DESAFIO PARA ENCONTRAR DOADORES
A partir do momento em que a equipe de saúde identifica a necessidade de um doador não aparentado, os dados do paciente e os resultados de seus exames são repassados ao Redome (Registro Brasileiro de Doadores Voluntários de Medula Óssea), que busca opções compatíveis no país e no exterior.
No Brasil, esse processo é impactado pela miscigenação. “A população brasileira é geneticamente diversa devido à mistura de diferentes grupos étnicos. Assim, há diferentes perfis genéticos, o que torna mais difícil encontrar um doador compatível fora da família”, diz Moura.
Além disso, apesar de o Redome ter mais de 5,6 milhões de voluntários cadastrados, falta uma maior representatividade de doadores negros, indígenas e asiáticos nesse grupo. “Pacientes caucasianos têm mais facilidade de encontrar doadores compatíveis”, complementa Kuwahara.
As médicas destacam também a necessidade de manter o cadastro de doador atualizado e ter a consciência de que não se escolhe a pessoa para quem a medula será doada.
Alena recebeu a doação no dia 3 de agosto e seguirá em Curitiba até novembro para acompanhar as respostas de seu corpo ao transplante. Depois disso, Alice planeja se estabelecer em Boa Vista com a pequena e com a filha de 15 anos que ficou na Guiana.
Até lá, a mãe espera que Alena retome a alegria que tinha antes da doença e aprenda português com as aulas que frequenta na companhia de sua Mônica.

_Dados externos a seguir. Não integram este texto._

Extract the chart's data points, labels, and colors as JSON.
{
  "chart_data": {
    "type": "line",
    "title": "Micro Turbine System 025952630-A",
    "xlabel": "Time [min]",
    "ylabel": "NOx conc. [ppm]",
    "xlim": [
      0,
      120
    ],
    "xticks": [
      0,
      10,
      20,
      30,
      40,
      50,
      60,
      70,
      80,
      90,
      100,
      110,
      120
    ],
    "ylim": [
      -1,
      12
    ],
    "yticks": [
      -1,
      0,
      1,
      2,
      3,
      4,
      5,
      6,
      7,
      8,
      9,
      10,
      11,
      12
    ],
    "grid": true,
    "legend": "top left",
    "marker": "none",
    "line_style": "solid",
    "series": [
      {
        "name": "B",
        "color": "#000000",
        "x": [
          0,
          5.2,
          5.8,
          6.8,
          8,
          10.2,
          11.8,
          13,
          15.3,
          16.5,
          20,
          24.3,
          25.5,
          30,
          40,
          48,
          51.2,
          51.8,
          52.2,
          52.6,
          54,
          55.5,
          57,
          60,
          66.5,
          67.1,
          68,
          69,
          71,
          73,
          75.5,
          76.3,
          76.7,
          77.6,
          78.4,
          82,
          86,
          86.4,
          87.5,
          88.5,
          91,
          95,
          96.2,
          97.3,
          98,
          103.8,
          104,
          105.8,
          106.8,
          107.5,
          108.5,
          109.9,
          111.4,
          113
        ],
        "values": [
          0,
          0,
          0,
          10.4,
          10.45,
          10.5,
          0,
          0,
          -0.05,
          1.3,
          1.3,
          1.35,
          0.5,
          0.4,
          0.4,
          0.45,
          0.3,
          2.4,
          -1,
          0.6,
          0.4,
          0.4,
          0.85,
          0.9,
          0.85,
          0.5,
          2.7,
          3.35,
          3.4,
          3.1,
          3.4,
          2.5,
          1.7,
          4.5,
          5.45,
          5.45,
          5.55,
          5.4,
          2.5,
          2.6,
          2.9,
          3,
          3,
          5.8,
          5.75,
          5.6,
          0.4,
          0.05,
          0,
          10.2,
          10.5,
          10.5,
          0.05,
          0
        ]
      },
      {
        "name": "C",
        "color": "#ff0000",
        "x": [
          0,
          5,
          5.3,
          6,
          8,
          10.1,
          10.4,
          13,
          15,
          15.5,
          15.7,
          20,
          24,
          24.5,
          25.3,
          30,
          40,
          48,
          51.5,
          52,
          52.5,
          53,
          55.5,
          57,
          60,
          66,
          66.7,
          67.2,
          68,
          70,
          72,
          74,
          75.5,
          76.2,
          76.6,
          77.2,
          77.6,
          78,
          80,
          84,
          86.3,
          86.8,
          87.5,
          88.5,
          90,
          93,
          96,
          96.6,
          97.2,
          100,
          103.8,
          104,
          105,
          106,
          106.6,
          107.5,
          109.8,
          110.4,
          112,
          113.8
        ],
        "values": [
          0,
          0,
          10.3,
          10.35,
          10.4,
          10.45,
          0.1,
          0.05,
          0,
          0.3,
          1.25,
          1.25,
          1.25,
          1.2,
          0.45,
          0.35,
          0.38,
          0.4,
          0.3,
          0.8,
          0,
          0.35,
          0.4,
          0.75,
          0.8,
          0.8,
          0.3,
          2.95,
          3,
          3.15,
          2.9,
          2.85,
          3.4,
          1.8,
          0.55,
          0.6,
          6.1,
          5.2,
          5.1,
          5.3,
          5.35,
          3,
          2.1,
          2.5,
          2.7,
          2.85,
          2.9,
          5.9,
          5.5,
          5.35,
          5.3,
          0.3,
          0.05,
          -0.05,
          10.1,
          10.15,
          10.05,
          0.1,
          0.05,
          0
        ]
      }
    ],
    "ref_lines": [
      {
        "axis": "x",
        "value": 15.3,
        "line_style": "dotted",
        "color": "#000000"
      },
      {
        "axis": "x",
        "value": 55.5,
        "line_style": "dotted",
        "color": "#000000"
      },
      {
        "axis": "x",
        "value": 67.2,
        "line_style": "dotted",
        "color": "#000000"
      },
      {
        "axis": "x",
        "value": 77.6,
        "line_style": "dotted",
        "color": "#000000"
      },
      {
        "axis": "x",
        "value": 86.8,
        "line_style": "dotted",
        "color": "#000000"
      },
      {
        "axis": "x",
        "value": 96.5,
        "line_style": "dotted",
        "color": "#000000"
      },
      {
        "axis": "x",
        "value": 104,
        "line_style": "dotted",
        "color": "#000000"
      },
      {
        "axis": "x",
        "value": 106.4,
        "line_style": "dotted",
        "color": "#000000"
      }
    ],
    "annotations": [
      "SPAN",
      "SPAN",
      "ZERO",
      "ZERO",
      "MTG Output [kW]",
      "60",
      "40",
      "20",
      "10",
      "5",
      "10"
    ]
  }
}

“Eu quero dizer algo em português agora”, avisa Alice. “Eu quero agradecer as pessoas do Pequeno Príncipe, os doutores, as enfermeiras, as técnicas, todo mundo. Eu quero agradecer também quem doou para a Alena. Eu sei que vai demorar para conhecer essa pessoa, mas um dia eu quero conhecer e dizer: ‘Muito obrigada’. Eu tenho certeza que ela vai ler isso. E ela sabe, seja quem for, que ajudou.”